News

Latest News & Updates from Stephen

A Win for the EB-5 Industry!

US District Court Says, No, Existing Regional Centers Don’t Have to Reauthorize.

In the recent case of Behring v. Mayorkas, the US District Court for the Northern District of California gave a boost to the Regional Center part of the EB-5 industry by granting a preliminary injunction to the Behring Regional Center, LLC, which applies to all 600+ pre-existing Regional Centers. The Court ruled that USCIS was certainly wrong when it interpreted the new Eb-5 Reform and Integrity Act to mean that Regional Centers had to re-qualify in order to process new investments under the new Act.

For the layman, a preliminary injunction while preliminary, is often permanent, because it isn’t granted unless the Court thinks the likelihood of the requester - in this case, Behring - of obtaining a permanent injunction is high. Indeed, Court called USCIS’s interpretation of the new Act “most certainly erroneous.” In such cases, litigants usually give up and accept the injunction.

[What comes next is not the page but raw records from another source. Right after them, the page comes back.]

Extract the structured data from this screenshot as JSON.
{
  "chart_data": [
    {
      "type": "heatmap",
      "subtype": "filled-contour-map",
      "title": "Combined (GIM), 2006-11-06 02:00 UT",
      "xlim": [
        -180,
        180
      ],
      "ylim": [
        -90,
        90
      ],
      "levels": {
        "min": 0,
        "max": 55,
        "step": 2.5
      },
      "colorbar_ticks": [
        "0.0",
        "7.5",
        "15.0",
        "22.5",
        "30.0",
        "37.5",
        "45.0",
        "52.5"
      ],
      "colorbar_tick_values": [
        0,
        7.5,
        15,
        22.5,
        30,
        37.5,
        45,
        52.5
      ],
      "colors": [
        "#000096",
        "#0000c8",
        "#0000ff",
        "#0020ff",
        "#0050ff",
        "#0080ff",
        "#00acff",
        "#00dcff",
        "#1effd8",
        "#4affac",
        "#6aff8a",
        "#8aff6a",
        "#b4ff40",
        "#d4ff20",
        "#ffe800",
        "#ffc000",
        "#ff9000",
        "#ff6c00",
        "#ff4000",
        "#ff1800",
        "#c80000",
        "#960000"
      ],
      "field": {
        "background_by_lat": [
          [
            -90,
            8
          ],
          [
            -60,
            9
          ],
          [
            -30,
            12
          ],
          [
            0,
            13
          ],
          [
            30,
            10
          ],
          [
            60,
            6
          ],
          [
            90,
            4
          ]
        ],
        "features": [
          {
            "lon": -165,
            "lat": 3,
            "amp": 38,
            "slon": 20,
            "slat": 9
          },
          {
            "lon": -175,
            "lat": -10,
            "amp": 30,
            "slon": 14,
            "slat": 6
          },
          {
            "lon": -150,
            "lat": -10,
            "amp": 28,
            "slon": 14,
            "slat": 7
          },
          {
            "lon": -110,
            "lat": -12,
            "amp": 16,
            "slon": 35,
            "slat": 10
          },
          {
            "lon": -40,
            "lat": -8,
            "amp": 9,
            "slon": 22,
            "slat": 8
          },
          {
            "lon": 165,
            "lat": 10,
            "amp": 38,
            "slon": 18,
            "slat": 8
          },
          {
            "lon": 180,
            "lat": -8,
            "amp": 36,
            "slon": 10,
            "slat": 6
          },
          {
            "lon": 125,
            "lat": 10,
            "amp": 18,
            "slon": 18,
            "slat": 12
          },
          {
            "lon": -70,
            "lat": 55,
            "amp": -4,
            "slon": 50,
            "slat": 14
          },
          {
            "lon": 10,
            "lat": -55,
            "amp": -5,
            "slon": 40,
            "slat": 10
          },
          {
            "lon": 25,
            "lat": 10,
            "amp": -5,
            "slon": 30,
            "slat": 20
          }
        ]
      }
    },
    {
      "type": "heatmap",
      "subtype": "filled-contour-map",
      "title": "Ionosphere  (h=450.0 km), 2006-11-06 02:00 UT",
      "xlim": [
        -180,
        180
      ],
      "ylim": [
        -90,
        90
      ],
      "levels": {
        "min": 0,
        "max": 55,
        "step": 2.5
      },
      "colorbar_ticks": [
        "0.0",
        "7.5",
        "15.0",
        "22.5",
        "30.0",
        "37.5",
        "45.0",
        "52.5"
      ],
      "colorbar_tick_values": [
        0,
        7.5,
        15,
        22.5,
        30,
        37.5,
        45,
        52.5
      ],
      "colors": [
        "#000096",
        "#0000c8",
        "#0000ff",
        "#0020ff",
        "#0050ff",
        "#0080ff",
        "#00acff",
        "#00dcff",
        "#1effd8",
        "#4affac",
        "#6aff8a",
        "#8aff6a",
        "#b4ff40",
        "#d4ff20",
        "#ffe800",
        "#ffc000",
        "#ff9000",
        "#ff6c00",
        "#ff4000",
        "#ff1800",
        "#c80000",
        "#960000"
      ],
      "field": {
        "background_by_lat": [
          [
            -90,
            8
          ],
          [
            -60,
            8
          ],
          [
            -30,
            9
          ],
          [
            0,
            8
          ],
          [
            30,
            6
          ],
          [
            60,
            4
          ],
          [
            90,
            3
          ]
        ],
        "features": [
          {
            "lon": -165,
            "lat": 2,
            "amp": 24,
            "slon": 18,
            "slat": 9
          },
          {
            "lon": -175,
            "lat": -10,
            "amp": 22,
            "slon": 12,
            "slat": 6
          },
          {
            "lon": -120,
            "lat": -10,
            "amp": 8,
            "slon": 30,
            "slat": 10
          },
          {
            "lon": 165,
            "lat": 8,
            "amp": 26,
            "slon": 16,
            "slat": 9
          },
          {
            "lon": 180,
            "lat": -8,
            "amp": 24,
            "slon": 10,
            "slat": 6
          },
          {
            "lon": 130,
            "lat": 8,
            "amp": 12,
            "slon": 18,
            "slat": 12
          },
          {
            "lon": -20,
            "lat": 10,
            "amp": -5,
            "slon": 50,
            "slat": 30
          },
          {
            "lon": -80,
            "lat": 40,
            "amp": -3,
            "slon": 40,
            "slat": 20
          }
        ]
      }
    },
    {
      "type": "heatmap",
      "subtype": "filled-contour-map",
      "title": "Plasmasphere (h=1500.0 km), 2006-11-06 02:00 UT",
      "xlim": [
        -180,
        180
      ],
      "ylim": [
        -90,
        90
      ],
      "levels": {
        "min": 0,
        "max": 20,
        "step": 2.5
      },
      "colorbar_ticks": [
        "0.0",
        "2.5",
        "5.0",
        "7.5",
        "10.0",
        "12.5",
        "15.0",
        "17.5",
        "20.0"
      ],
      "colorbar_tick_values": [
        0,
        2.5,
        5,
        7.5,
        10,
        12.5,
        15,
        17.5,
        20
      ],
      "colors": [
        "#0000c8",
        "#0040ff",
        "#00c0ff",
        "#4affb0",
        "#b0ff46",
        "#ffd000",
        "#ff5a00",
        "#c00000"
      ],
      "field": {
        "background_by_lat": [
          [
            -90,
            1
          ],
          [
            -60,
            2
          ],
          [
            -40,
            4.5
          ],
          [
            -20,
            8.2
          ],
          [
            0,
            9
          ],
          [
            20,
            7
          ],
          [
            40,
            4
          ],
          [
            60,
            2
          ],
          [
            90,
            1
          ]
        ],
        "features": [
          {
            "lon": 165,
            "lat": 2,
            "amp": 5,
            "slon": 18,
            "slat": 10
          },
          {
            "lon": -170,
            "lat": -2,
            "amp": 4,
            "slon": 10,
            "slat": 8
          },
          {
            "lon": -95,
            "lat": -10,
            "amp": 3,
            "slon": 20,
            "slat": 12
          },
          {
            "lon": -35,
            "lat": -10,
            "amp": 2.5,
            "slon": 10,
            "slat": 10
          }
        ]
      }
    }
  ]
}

Business as before, but subject to the new investment limits and visa set-asides.

What this means is that previously authorized Regional Centers are free to collect investments again. USCIS will be permitted to demand new reporting as required by the new Act, but in a less drastic way the comports with the new legislation and won’t categorically and immediately disenfranchise 600+ Regional Centers.